Praktis sejak Guci ditutup pada 8 Juni 2021 karena kebijakan Pemerintah Kabupaten Tegal disusul adanya Pemberlakuan Pembatasan Kegiatan Masyarakat (PPKM) Darurat dan Level, mereka kehilangan penghasilan untuk memenuhi kebutuhan sehari-hari.

"Sedangkan angsuran di bank tidak ada hari liburnya selama wisata ditutup. Kebutuhan pokok dan kebutuhan anak juga harus terpenuhi. Apalagi sekolah kan daring, perlu pulsa," ujarnya.

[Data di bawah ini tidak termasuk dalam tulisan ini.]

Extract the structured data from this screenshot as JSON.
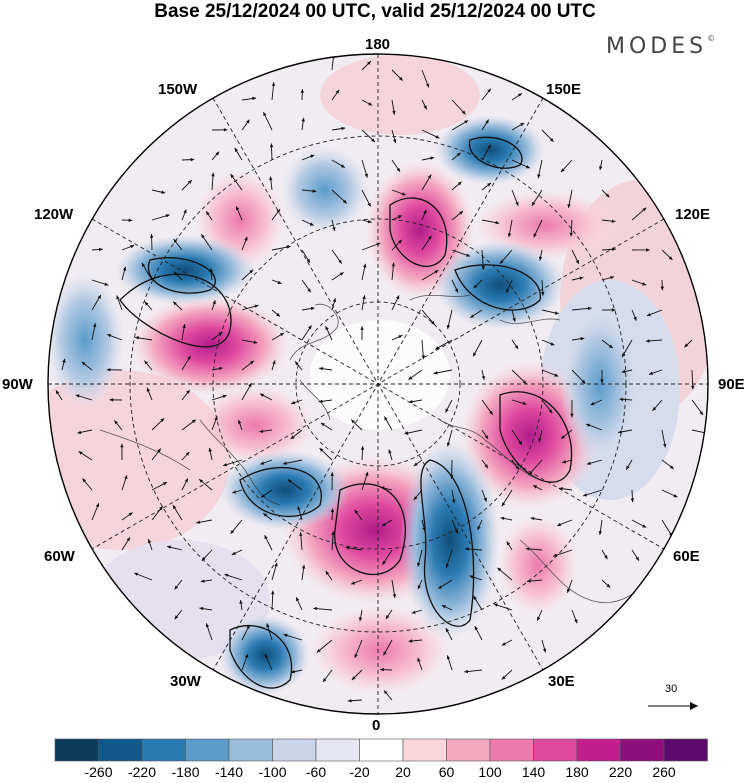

Sopan menyebut selama Guci ditutup, pelaku usaha kecil di Guci yang tak memiliki sumber penghasilan lain mencoba bertahan dengan berbagai cara, di antaranya menjual sepeda motor dan menggadaikan sertifikat berharga yang dimiliki.

"Harapannya Guci dibuka kembali, tapi cara-caranya kami bingung, harus seperti apa. Dengan pengibaran bendera putih, harapannya ada solusi?," ujarnya.

Menurut Sopan, sejak pandemi melanda, pelaku usaha di Guci sudah mematuhi ketentuan pemerintah terkait protokol kesehatan ketat untuk mencegah penyebaran Covid-19. Sehingga pelaku usaha sudah siap jika pemerintah membuka kembali tempat wisata dengan protokol kesehatan ketat.

"Sejak satu tahun lalu pelaku usaha sudah menuruti protokol kesehatan. Cuma ada PPKM kita tidak bisa apa-apa?. Pasrah dengan keadaan," katanya.